We cover a lot of information on a day to day basis because we have so much to learn and are constantly playing catch up compared to the other mountain schools. Because of this, showing up on a reliable basis is crucial. We depend on having all our skiers at practice to build the team bond and culture that the PSD ski team is known for across the ski league. From memorizing names, to suffering through workouts together, to learning all the inside jokes and experiences, attendance is essential for the success of the individual skier and the collective team.
There are two attendance policies that determine which team you are on:
Allowed 3 missed (excused or unexcused) practices per month
Competitive team skiers wax their skis before races
Only competitive team skiers are eligible to attend the State Championship
Allowed 8 missed (excused or unexcused) practices per month
Recreational team skiers do not wax their skis before races
Recreational team skier can attend any races they want except the State Championship (even if they technically qualified)

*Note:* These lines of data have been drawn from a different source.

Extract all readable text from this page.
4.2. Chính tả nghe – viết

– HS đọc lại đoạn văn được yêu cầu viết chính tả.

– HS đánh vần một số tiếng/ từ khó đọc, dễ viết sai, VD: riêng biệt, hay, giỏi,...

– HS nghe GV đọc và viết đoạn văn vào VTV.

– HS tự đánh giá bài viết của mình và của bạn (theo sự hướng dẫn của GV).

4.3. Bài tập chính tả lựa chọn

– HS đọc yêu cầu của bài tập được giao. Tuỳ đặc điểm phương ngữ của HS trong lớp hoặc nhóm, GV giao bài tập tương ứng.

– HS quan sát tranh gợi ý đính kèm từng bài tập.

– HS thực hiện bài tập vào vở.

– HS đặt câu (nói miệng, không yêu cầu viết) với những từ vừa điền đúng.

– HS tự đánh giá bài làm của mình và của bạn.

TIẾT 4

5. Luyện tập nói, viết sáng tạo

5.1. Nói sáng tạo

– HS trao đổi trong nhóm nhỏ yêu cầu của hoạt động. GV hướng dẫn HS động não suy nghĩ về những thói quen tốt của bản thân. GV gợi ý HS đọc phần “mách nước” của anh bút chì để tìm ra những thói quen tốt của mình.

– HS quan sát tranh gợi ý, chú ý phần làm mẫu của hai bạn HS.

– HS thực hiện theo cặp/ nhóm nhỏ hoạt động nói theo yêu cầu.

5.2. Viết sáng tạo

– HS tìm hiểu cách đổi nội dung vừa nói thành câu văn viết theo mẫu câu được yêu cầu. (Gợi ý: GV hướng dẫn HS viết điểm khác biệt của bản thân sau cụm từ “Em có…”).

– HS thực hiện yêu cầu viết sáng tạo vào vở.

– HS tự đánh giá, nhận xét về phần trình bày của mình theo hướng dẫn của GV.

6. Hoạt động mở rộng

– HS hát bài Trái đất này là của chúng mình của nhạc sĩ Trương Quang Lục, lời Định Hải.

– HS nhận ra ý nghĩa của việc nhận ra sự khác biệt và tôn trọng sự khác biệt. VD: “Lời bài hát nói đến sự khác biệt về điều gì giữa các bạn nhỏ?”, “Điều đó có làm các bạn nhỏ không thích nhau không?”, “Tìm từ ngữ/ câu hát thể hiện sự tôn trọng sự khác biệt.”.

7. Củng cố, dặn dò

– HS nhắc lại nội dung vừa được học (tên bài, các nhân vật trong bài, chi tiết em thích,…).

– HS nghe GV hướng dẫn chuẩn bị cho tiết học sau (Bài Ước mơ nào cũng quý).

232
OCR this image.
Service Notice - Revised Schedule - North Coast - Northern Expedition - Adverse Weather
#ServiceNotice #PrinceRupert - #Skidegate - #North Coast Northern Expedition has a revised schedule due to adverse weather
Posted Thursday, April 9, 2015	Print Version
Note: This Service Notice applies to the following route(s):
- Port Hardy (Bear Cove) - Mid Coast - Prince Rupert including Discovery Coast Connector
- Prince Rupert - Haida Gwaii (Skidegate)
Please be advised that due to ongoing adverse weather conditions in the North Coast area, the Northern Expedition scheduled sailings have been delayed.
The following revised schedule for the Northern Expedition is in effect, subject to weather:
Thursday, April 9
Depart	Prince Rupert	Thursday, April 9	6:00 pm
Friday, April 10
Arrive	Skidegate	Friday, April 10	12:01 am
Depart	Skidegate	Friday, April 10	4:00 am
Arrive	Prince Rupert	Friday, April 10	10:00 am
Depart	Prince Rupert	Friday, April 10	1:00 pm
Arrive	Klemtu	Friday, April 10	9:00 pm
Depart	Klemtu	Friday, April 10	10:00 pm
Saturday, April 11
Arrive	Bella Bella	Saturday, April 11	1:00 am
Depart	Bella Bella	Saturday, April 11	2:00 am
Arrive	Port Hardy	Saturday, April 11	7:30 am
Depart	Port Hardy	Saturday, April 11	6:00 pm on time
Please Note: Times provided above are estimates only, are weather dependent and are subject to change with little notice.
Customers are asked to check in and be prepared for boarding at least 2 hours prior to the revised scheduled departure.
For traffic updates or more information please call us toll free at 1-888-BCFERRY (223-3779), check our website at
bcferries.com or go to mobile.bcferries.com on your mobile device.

*If a skier misses more than 8 practices per month, they are welcome to be on the team but they will not race.
Types of Absences
No communication given = unexcused absence
Two red boxes (unexcused absence) per month = missed race. Four red boxes per month = two missed races. Six = three missed races, etc.
Competitive team skiers are allowed a total of three (3) missed practices per month. This includes yellow (excused) and/or red (unexcused) marks.
For example, in the month of December, you could accidentally miss one practice from sleeping in (red mark), and miss two practices for band (yellow). One more missed practice results in moving to the recreational team.
Excused absences (yellow marks) all fall in the same category. Whether you’re missing for homework, another sport, band/choir/theatre, vacation, etc., if you communicate your absence in advance, you’ll get an excused yellow mark regardless of the reason.
If you’re missing for one of the above reasons, but don’t communicate, it’ll turn into an unexcused red mark.
Sleeping in counts as an unexcused absence. Set more alarms and get out of bed.
If you need to leave a practice early, this needs to be communicated to the coach PRIOR to arriving at practice. Oftentimes we have to plan ahead for early departures since we are not always near the pick-up/drop off location.
In attendance = green Excused Absence (communicated in advance) = yellow Unexcused Absence (not communicated in advance) = red Special situation (communicated in advance - sick, injured, zero hour, family emergency) = gray (does not count as yellow or red mark)
Communication should be done through 1) an individual TeamSnap message OR 2) an email (email@example.com). Communication must be written and sent- verbal notification, does not count.
Communication about missed practices needs to be given with at least 4 hours of advance notice.
Communication needs to come from the skier. Only in rare exceptions should it come from a parent.
In your message, you need to explain why you are missing practice. For example, “Coach, I will not be at practice tonight” will not get you excused— even if you have a good reason.
All practices missed due to illness/injury OR with less notice than 4 hours, require a text to Coach Kyle (970-846-4565)
There is absolutely no reason not to communicate with a coach about missing a practice. You have text, TeamSnap, email, or phone calls at your disposal. Respect the coaches’ time. Respect your teammates' time. Respect your time. In real life, when you don’t show up for something you’re expected to be at without communicating, there are consequences.